EXTRAIT 8 – 95% des cas plaidés par la CDPDJ sont tranchés en sa faveur devant les tribunaux
VIDÉO 20:16 Jacques Frémont : Une fois que, nous, on a dit que c’était acceptable pis qu’on n’est pas capable de régler la cause, qu’il y a eu effectivement de la discrimination, à ce moment-là, nous [la CDPDJ] prenons le dossier et, au nom de la personne qui a subi cette discrimination, nous allons devant le tribunal des droits de la personne … et nous allons plaider la cause là-bas et nous avons un taux de succès assez hallucinant d’à peu près 95%.
EXTRAIT 9 – Jacques Frémont : Est-ce que la CDPDJ prend assez de risques pour faire la jurisprudence? [Est-ce qu’elle accepte de plaider suffisamment de causes devant le tribunal?]
VIDÉO 20:55 Jacques Frémont : Je pense que ce qui est derrière ce taux-là, ce qui est dérangeant ce sont les causes qu’on n’a pas prises et qu’on aurait gagnées devant le tribunal. Et, c’est la notion de risque qui intervient à ce moment-là. Est-ce qu’on prend assez de risques pour faire la jurisprudence, pour développer des droits et libertés au Québec? J’ai beaucoup de difficultés à répondre à cette question-là?

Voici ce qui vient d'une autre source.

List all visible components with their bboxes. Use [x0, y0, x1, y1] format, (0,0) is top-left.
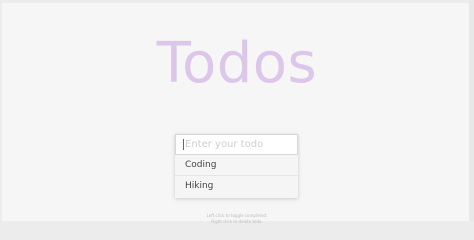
todo-item-coding[interactable]: Coding — [175, 155, 298, 176]
todo-card: Coding Hiking — [175, 134, 298, 198]
page-background: Todos Coding Hiking Left click to toggle… — [2, 3, 469, 224]
text-caret — [183, 139, 184, 150]
todo-list: Coding Hiking — [175, 155, 298, 197]
todo-item-hiking[interactable]: Hiking — [175, 176, 298, 197]
hint-delete: Right click to delete todo. — [211, 219, 263, 224]
todo-input[interactable] — [175, 134, 298, 155]
window-edge — [469, 0, 474, 221]
hint-toggle: Left click to toggle completed. — [206, 213, 268, 218]
app-title: Todos — [156, 31, 318, 96]
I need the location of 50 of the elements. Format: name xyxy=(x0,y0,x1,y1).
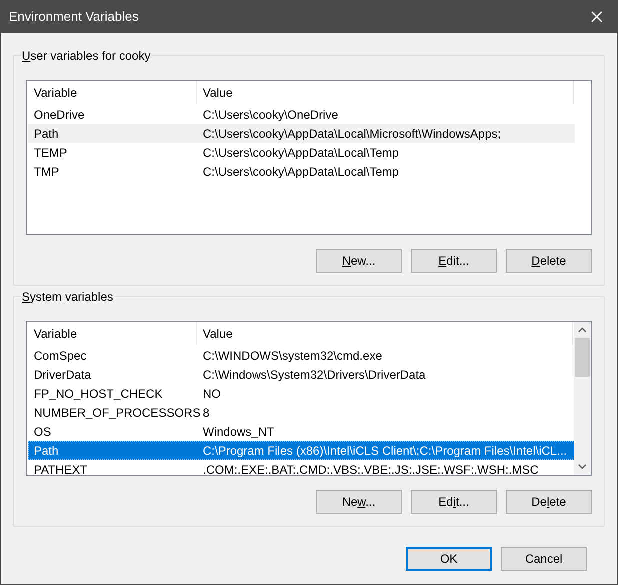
table-cell-text: OneDrive xyxy=(33,106,86,124)
scrollbar-thumb[interactable] xyxy=(575,338,590,377)
table-cell-text: C:\Users\cooky\AppData\Local\Microsoft\WindowsApps; xyxy=(202,126,502,142)
scroll-down-icon[interactable] xyxy=(578,464,587,470)
table-cell-text: ComSpec xyxy=(33,348,88,364)
window-title: Environment Variables xyxy=(9,8,139,26)
table-row[interactable]: OneDrive C:\Users\cooky\OneDrive xyxy=(28,105,575,124)
table-cell-text: C:\Users\cooky\OneDrive xyxy=(202,106,338,124)
column-header[interactable]: Variable xyxy=(28,322,197,345)
table-row[interactable]: TMP C:\Users\cooky\AppData\Local\Temp xyxy=(28,162,575,181)
table-cell-text: NO xyxy=(202,386,221,402)
table-row[interactable]: Path C:\Program Files (x86)\Intel\iCLS Client\;C:\Program Files\Intel\iCL... xyxy=(28,441,575,460)
action-button[interactable]: Delete xyxy=(506,249,592,273)
action-button[interactable]: Edit... xyxy=(411,249,497,273)
table-row[interactable]: ComSpec C:\WINDOWS\system32\cmd.exe xyxy=(28,346,575,365)
table-row[interactable]: NUMBER_OF_PROCESSORS 8 xyxy=(28,403,575,422)
action-button[interactable]: Edit... xyxy=(411,490,497,514)
action-button[interactable]: New... xyxy=(316,490,402,514)
table-cell-text: C:\Users\cooky\AppData\Local\Temp xyxy=(202,144,400,162)
table-row[interactable]: Path C:\Users\cooky\AppData\Local\Microsoft\WindowsApps; xyxy=(28,124,575,143)
table-row[interactable]: OS Windows_NT xyxy=(28,422,575,441)
table-row[interactable]: TEMP C:\Users\cooky\AppData\Local\Temp xyxy=(28,143,575,162)
table-cell-text: PATHEXT xyxy=(33,462,89,475)
table-cell-text: C:\Program Files (x86)\Intel\iCLS Client\;C:\Program Files\Intel\iCL... xyxy=(202,442,568,460)
scroll-up-icon[interactable] xyxy=(578,327,587,333)
table-cell-text: OS xyxy=(33,424,52,440)
ok-button[interactable]: OK xyxy=(406,547,492,571)
table-cell-text: Path xyxy=(33,442,60,460)
table-cell-text: C:\Windows\System32\Drivers\DriverData xyxy=(202,366,426,384)
column-header[interactable]: Variable xyxy=(28,81,197,104)
table-row[interactable]: DriverData C:\Windows\System32\Drivers\DriverData xyxy=(28,365,575,384)
table-row[interactable]: FP_NO_HOST_CHECK NO xyxy=(28,384,575,403)
column-header[interactable]: Value xyxy=(197,81,574,104)
action-button[interactable]: Delete xyxy=(506,490,592,514)
cancel-button[interactable]: Cancel xyxy=(501,547,587,571)
table-row[interactable]: PATHEXT .COM:.EXE:.BAT:.CMD:.VBS:.VBE:.JS:.JSE:.WSF:.WSH:.MSC xyxy=(28,460,575,475)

EXTRAIT 10 – La mission d’éducation et de changement des mentalités de la CDPDJ
VIDÉO 22 :41 Jacques Frémont : Parmi les mandats, selon moi, les plus importants [de la CDPDJ] sont ceux des articles 71.4 et [71.]5 qui nous disent d’élaborer et d’appliquer un programme d’information et d’éducation, destiné à faire comprendre et accepter l’objet et les dispositions de la présente Charte et [71.]5 de diriger et encourager les recherches et publications sur les libertés et droits fondamentaux. Donc, nous ne sommes pas uniquement un organisme qui est un rouage qui mène vers le système judiciaire mais nous avons une mission, on l’a vu, de commenter ce qui se fait à l’extérieur et nous avons aussi une mission d’éducation, d’information et de changement des mentalités.
EXTRAIT 11 – Jacques Frémont endosse le livre Speaking Out on Human Rights de Pearl Eliadis
Extraits du livre de Pearl Eliadis / Description générale du livre
VIDÉO 34:42 Jacques Frémont : Si la question vous intéresse, d’ailleurs je l’ai amené pour vous le montrer. Un livre remarquable qui est, je pense, au monde, le meilleur livre [pour comprendre les différents modèles de commissions des droits de la personne] mais qui est très canadien, écrit par Pearl Eliadis qui est une avocate bien connue de Montréal, anciennement de Toronto : Speaking Out on Human Rights.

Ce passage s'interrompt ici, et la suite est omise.